A: Yes, I would support this type of referendum if requested to do so. I believe that a government that gives the people a more direct way to participate and have their voices heard, especially when it comes to spending their tax dollars is a government that is concerned about what the people say is in their best interests. We have seen that during the COVID pandemic that our county forest preserves were havens that our residents depended on to whether through some of the darkest times caused by the requirements of indoor social distancing. We know that for many Lake County residents, the environment of our forest preserves was key to both their physical and mental health. We need to continue to make sure that our forest preserves offer the best in restored habitats, improved trials and outdoor amenities.
Q: What is the single most important issue facing your district and how should the county address it?

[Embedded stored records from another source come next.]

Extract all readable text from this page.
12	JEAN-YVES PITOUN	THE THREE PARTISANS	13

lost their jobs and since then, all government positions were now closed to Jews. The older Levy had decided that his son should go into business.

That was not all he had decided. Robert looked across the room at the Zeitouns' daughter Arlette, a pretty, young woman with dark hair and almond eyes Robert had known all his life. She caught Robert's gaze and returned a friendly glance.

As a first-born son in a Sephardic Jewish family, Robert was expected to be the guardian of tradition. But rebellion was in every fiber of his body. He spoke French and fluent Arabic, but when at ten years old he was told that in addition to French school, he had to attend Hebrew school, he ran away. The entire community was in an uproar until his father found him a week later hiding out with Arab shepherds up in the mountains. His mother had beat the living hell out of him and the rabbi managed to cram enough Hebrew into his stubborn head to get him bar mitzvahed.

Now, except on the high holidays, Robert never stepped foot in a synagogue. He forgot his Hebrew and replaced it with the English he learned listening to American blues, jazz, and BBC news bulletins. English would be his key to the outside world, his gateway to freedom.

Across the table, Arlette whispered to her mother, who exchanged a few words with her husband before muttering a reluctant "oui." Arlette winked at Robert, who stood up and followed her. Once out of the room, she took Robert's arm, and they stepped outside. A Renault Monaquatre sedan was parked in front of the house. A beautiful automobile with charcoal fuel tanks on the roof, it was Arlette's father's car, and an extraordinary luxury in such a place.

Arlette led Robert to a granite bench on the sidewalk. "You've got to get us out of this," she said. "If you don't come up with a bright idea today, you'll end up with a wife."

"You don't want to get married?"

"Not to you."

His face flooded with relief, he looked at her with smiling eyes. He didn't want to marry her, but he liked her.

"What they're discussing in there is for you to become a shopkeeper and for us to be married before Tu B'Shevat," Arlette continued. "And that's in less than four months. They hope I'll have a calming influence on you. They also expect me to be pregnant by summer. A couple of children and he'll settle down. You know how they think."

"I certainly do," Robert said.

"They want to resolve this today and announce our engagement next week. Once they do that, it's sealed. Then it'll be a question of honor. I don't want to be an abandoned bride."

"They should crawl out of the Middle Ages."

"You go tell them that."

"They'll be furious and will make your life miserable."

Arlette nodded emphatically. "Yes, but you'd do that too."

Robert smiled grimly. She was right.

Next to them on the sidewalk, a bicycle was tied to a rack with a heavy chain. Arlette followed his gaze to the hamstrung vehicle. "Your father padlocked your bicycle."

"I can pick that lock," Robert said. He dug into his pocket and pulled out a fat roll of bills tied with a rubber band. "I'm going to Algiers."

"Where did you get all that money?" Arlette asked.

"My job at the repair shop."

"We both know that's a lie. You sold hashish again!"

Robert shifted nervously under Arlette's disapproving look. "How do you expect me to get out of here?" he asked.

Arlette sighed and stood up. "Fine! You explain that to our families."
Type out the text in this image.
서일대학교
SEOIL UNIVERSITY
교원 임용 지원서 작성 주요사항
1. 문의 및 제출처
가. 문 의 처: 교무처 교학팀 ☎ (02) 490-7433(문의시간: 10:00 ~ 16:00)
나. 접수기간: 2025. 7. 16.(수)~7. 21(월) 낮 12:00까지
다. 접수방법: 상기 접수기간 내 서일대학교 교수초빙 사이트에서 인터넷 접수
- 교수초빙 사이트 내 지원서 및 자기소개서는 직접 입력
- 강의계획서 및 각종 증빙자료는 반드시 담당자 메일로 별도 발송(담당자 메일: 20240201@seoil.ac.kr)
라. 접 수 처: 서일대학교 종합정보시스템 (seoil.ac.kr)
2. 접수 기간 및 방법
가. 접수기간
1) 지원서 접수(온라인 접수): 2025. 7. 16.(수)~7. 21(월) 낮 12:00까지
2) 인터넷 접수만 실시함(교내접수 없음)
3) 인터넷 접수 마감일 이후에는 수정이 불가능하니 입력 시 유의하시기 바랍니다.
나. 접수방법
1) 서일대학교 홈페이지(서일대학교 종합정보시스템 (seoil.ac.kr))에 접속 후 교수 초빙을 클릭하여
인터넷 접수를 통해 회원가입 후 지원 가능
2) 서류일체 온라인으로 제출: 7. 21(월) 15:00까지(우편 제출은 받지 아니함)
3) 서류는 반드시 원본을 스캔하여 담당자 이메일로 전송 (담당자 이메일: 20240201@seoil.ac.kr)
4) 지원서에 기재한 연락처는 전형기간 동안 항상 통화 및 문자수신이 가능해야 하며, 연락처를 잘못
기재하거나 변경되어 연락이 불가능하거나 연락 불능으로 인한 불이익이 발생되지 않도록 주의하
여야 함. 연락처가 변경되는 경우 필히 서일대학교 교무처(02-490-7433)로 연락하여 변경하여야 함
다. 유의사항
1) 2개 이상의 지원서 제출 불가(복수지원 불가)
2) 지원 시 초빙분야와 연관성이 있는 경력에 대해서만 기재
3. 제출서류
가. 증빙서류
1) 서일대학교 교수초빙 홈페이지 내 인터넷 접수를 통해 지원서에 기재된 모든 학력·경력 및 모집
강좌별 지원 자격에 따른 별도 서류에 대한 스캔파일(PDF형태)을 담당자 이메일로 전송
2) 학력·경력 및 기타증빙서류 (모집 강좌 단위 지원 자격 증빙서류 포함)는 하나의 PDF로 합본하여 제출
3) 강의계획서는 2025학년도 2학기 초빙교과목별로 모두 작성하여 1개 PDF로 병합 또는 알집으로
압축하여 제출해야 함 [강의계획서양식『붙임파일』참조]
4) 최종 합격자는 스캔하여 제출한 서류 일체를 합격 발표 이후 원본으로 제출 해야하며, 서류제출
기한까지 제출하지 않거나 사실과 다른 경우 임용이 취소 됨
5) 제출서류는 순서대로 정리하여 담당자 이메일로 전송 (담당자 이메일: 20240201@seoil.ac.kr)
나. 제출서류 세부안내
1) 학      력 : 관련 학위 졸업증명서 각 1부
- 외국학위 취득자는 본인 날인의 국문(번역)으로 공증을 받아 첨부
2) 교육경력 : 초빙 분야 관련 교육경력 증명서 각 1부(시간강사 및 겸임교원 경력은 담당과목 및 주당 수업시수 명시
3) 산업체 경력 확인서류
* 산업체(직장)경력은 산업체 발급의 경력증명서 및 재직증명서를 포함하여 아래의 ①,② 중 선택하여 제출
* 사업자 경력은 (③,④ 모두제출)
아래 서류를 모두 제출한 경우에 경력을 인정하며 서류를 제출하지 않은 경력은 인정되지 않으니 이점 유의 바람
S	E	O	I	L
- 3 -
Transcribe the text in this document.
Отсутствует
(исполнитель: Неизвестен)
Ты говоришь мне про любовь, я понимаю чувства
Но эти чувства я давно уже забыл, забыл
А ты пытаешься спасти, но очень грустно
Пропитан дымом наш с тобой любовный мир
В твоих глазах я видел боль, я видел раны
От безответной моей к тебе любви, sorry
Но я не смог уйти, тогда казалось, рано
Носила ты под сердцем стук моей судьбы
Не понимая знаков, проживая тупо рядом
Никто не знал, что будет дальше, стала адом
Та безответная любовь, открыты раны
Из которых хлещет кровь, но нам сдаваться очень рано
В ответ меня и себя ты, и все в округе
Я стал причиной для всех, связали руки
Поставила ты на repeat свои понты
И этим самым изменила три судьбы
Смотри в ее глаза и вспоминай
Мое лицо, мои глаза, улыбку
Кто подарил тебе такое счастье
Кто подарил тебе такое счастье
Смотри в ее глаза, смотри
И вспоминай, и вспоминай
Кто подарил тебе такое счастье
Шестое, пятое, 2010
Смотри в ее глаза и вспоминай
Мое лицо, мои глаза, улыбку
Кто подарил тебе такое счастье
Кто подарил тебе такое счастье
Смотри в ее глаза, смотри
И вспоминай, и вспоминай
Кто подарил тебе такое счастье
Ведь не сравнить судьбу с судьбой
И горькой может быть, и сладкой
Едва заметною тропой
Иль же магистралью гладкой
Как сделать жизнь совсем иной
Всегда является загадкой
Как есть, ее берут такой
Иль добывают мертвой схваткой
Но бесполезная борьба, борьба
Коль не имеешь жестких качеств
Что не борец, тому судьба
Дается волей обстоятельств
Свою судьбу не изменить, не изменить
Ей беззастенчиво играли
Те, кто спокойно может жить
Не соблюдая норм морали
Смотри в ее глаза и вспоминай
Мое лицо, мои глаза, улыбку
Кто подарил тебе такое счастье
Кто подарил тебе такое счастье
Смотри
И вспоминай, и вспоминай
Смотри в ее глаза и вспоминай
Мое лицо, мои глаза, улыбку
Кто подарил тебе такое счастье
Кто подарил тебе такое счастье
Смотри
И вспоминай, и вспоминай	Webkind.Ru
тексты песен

A: The most important issue that faces the county presently is that of public safety and community policing. Lake County residents that I have talked with and surveyed are growing fearful of what they see as a lack of real concerns in their elected officials for keeping their communities safe. We have seen increases in both violent and nonviolent crime in Lake County and residents need to know that their political leaders are working to address the problem. I know that of all the services that the county can provide for its residents -- safe streets and guarded neighborhoods are the most important. If residents do not feel safe in their community, they will move to one in which they feel safer.
In a recent electronic survey that I conducted, over 93% of those surveyed want the state's Safe-T-Act either modified or repealed all together because they believe that the new law will make their communities less safe for them and their children.
Q: Lake County officials want public feedback on how to spend portions of some $135 million in leftover federal pandemic funding. What are your thoughts on how the money ought to be spent?
A: I was selected to serve on a Finance subcommittee, the ARPA (American Rescue Plan Act), charged with allocating $138 million of federal relief money committee. We have been able to allocate millions of dollars for countywide food relief, housing and rental assistance just to name a few. I do believe that we have an opportunity to use some of these federal funds to cover some of the unforeseen costs caused by the pandemic that will lead to budgetary short falls. While the ARPA money should not be used to justify new programs it can be utilized as a type of bridge funding for some of the unforeseen mandated budget items that new state laws will force us to fund, like the Safe-T-Act and an increase from less than $1 million to over $5 million of needed funds for the Veterans Assistance Commission.